Dans le cadre de l’exercice d’une compétence partagée, il était important de limiter le pouvoir de l’État sur l’aménagement de ces zones. Les contrats de développement territorial conclus avec les collectivités locales constituent ainsi un outil juridique nouveau particulièrement intéressant. L’amendement du président Nicolas About, adopté au sein de notre assemblée, limite d’ailleurs à bon escient les marges de manœuvre de l’État aménageur agissant en dehors d’un contrat de développement territorial.
En ce qui concerne les transports, je souhaite revenir brièvement sur trois points.
Tout d’abord, je salue l’initiative de la commission mixte paritaire qui a amélioré de nombreuses dispositions, de même que l’amendement de notre rapporteur visant à renforcer la desserte de l’est parisien par le TGV.
Ensuite, la solution de compromis obtenue sur la question des Arc Express nord et sud, dont les tracés étaient à 80 % analogues au tracé du métro, me paraît satisfaisante. Je vous parlais des problèmes de gouvernance, de compétences concurrentes : nous sommes au cœur de cette problématique. Mon amendement sur les Arc Express, qu’avait adopté le Sénat, a ouvert un débat important. Il a permis sans doute de crever un abcès politique, qui figeait le Gouvernement et la région d’Île-de-France dans la défense de leurs positions « politiques ».
Enfin, je reste convaincu que, du point de vue tant de la rationalisation des finances publiques que de la lisibilité du schéma de transports parisien, l’État ne doit pas financer des projets qui entreraient directement en concurrence avec le métro automatique du Grand Paris, comme le projet CDG Express. Je vous rappelle d’ailleurs que j’avais déposé un amendement en ce sens, qui a été adopté à l’unanimité par le Sénat ; le dispositif a été encore amélioré par la commission mixte paritaire et je suis satisfait de sa rédaction définitive.

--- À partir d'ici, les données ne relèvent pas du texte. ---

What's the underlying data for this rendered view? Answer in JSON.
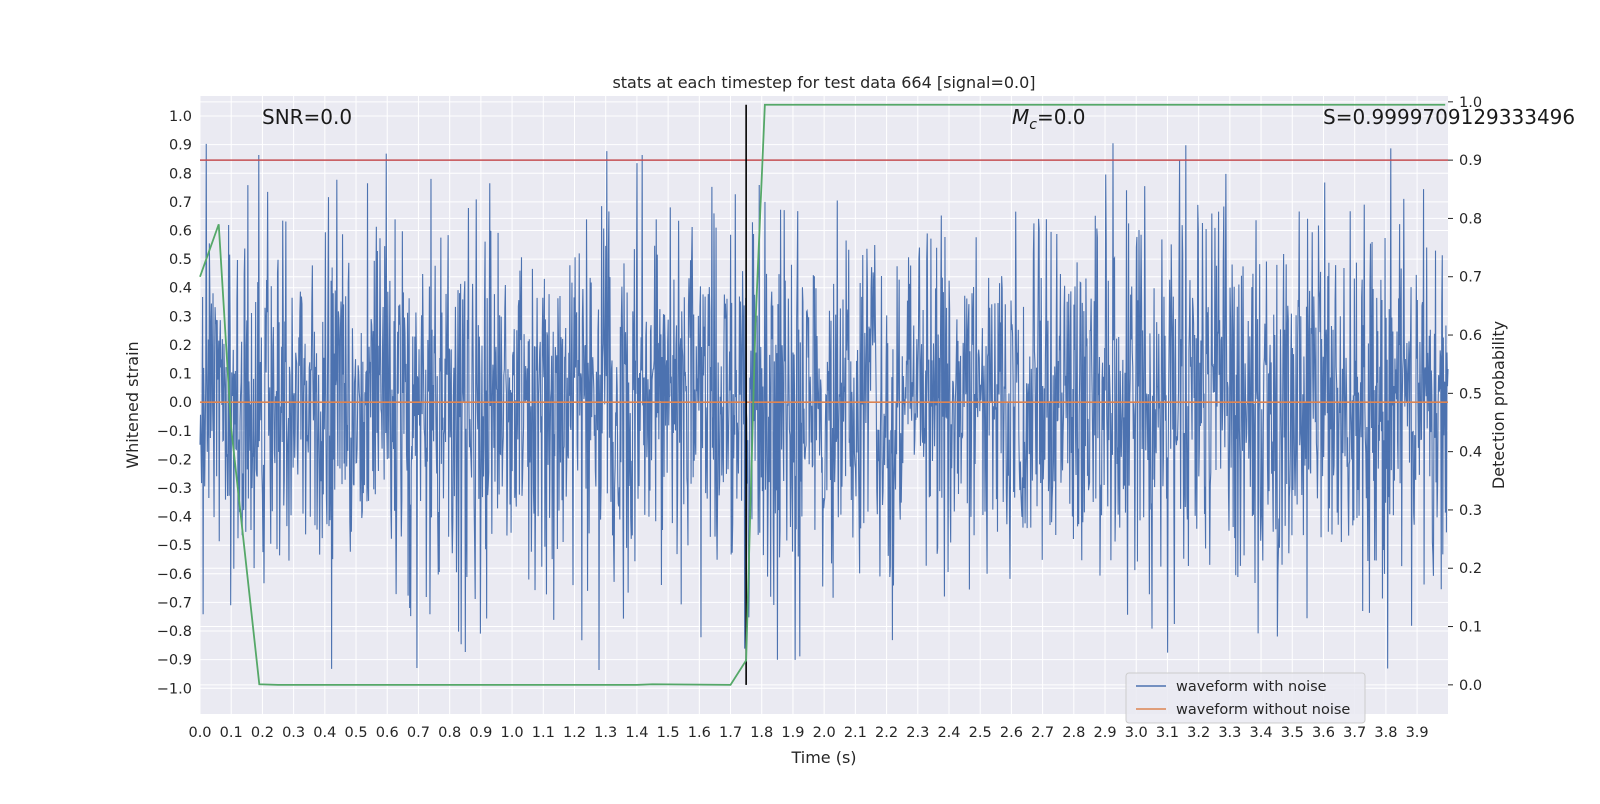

Pour conclure, j’espère que le dialogue et la concertation entre le secrétariat d’État chargé du développement de la région capitale et le conseil régional d’Île-de-France permettront une mise en œuvre concertée et coordonnée de ce projet ambitieux, parce que les Franciliens et les Français, pour ne pas dire les Européens, ont besoin du Grand Paris.

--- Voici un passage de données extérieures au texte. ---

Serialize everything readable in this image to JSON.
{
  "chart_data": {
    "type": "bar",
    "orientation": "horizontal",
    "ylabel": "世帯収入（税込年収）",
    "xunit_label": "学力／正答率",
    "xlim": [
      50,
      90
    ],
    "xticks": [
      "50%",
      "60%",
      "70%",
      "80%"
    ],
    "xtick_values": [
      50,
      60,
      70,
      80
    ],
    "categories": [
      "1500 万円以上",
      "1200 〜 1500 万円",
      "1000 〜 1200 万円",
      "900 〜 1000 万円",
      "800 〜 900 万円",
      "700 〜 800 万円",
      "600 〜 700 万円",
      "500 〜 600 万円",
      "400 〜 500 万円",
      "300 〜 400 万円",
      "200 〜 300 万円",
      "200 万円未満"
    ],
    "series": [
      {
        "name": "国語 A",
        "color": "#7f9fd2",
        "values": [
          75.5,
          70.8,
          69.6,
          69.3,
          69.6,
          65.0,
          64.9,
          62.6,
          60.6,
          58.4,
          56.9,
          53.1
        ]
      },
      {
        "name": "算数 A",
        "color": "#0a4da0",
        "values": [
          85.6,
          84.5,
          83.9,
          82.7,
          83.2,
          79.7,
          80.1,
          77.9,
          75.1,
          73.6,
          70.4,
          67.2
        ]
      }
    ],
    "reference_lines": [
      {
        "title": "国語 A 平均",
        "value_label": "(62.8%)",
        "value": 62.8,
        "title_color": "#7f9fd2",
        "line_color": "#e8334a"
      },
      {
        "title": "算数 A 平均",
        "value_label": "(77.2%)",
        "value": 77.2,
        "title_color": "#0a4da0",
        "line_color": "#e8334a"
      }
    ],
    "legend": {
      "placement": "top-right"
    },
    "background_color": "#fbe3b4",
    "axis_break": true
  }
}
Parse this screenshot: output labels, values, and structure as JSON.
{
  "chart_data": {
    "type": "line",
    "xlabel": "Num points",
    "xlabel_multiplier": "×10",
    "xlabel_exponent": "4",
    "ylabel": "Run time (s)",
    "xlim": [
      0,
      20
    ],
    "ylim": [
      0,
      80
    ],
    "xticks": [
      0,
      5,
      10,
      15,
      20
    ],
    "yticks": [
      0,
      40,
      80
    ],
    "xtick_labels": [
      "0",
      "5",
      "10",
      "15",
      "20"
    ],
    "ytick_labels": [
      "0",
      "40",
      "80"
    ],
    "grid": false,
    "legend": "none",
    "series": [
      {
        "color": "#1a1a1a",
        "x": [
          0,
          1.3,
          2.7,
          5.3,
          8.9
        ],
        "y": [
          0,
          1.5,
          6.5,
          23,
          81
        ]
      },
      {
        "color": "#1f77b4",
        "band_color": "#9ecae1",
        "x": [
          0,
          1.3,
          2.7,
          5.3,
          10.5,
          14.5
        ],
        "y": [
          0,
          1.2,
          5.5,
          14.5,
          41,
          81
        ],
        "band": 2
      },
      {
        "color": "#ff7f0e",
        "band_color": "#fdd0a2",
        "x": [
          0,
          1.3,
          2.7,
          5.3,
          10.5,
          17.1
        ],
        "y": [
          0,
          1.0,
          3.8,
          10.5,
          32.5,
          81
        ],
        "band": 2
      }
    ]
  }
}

J’irais même plus loin : j’espère que ce projet de loi relatif au Grand Paris que vous portez, monsieur le secrétaire d’État, constituera le socle d’un projet plus vaste – mon collègue Philippe Dallier s’en réjouira –, je veux parler d’une vraie réforme de la gouvernance de l’Île-de-France et de son mille-feuille administratif.
Peut-être le projet de loi sur la réforme des collectivités locales – avec mon collègue Dominati, j’attends une réponse du ministre à ce sujet et j’espère qu’elle sera positive ! – nous apportera-t-il les outils pour faire du Grand Paris une métropole exemplaire au niveau mondial.

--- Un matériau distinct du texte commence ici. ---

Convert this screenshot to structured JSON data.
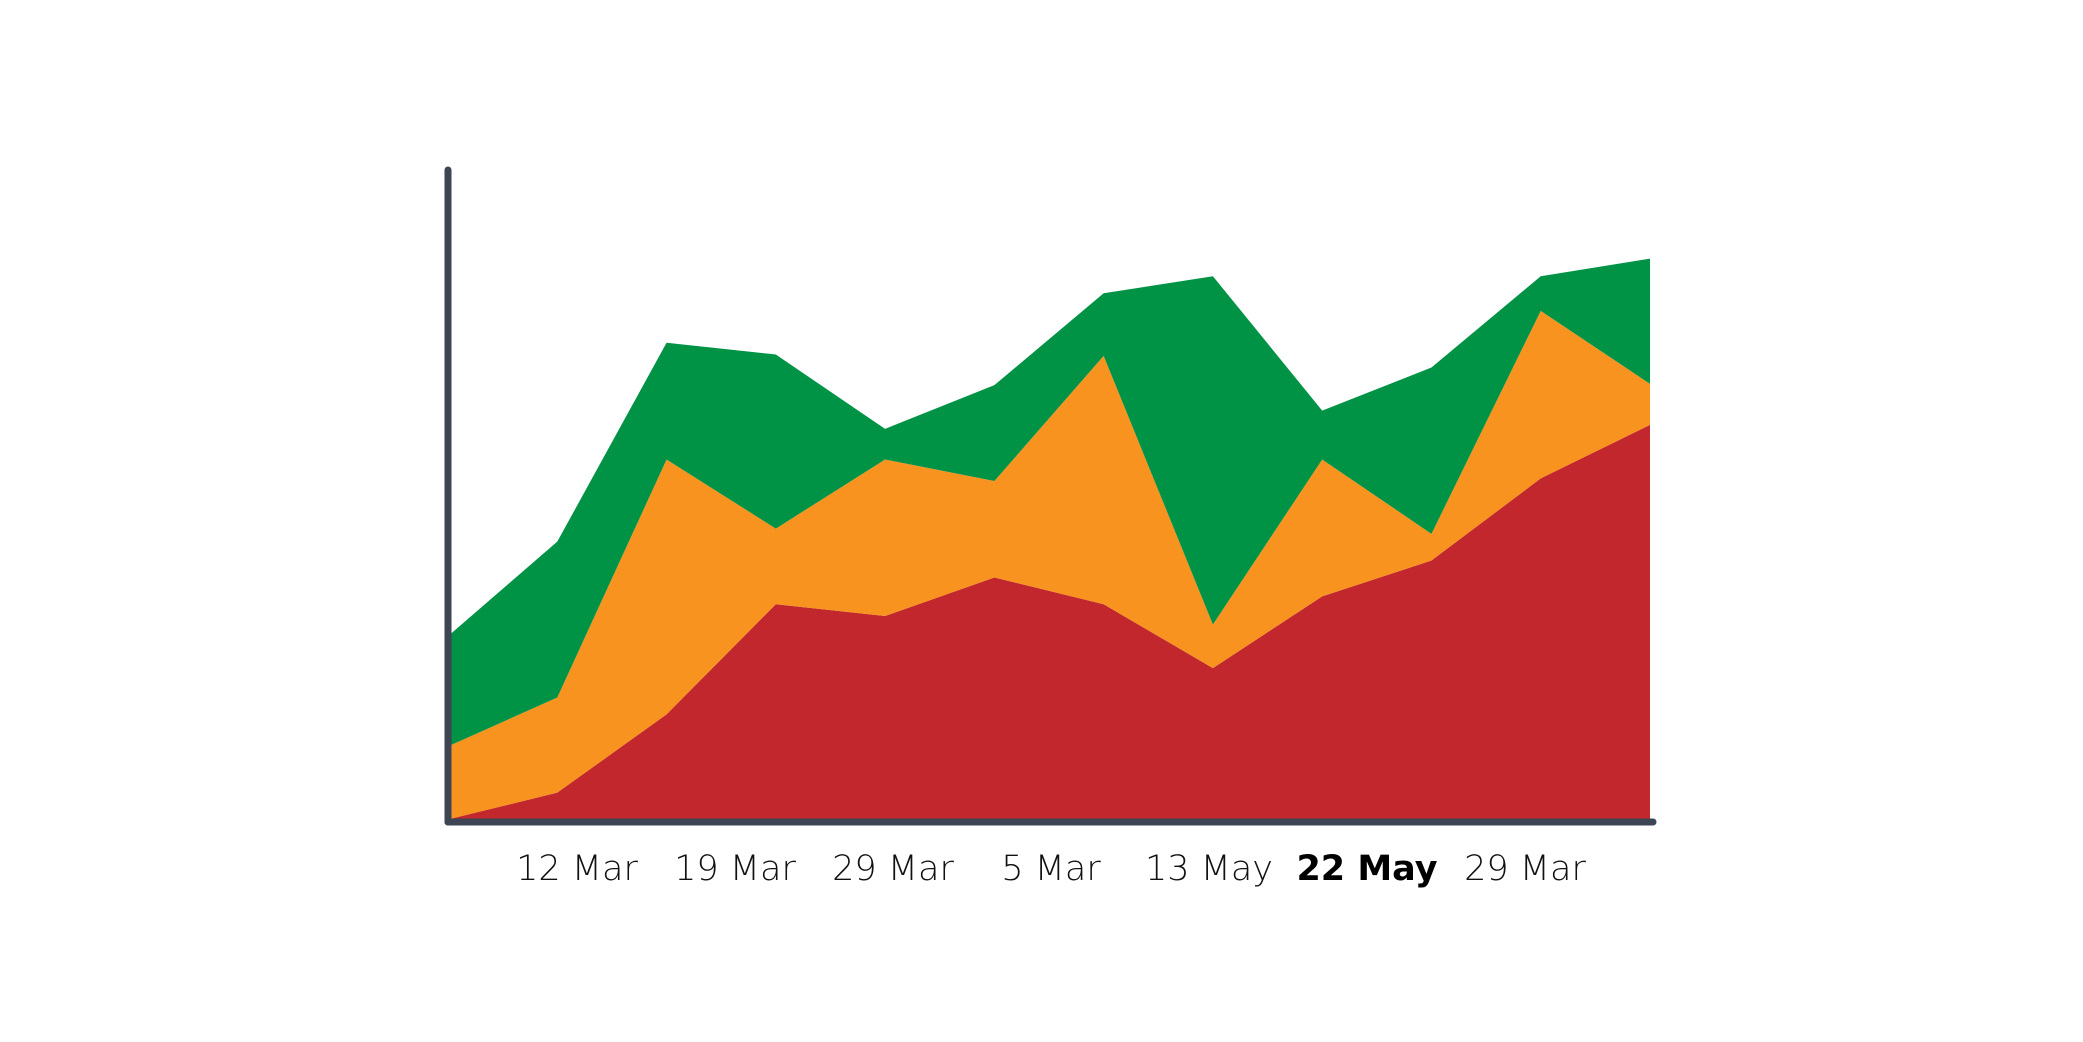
{
  "chart_data": {
    "type": "stacked_area",
    "categories": [
      null,
      null,
      null,
      null,
      null,
      null,
      null,
      null,
      null,
      null,
      null,
      null
    ],
    "series": [
      {
        "name": null,
        "color": "#c1272d",
        "values": [
          0.4,
          4.5,
          16.5,
          33.4,
          31.6,
          37.5,
          33.4,
          23.6,
          34.6,
          40.1,
          52.7,
          60.9
        ]
      },
      {
        "name": null,
        "color": "#f7931e",
        "values": [
          11.2,
          14.6,
          39.1,
          11.6,
          24.0,
          14.8,
          38.1,
          6.7,
          21.0,
          4.1,
          25.7,
          6.3
        ]
      },
      {
        "name": null,
        "color": "#009245",
        "values": [
          16.9,
          23.9,
          17.9,
          26.7,
          4.7,
          14.7,
          9.6,
          53.4,
          7.5,
          25.5,
          5.3,
          19.2
        ]
      }
    ],
    "ylim": [
      0,
      100
    ],
    "xtick_labels": [
      "12 Mar",
      "19 Mar",
      "29 Mar",
      "5 Mar",
      "13 May",
      "22 May",
      "29 Mar"
    ],
    "highlighted_label": 5,
    "axis_color": "#3d4454"
  }
}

D’ici là – je m’y engage en tant qu’élu de Paris –, je souhaite que le syndicat mixte Paris-Métropole soit plus hardi dans ses initiatives, plus visionnaire dans son action. Je ne suis pas opposé à ce que ses pouvoirs soient renforcés, afin qu’il soit plus qu’un syndicat d’études. Je ne suis pas non plus opposé à ce que ses capacités d’action soient développées pour poser les bases de la nouvelle gouvernance attendue sur le territoire francilien.
Pour l’heure, je salue sincèrement le travail de M. le secrétaire d’État, qui nous a présenté une vision que nous avons partagée ; je salue également le travail de l’Assemblée nationale, comme celui du Sénat, car les deux assemblées ont corrigé et amélioré le dispositif correspondant à cette vision.
Je confirme que le groupe de l’Union centriste, dans sa grande majorité, votera ce projet de loi. (Applaudissements au banc des commissions.)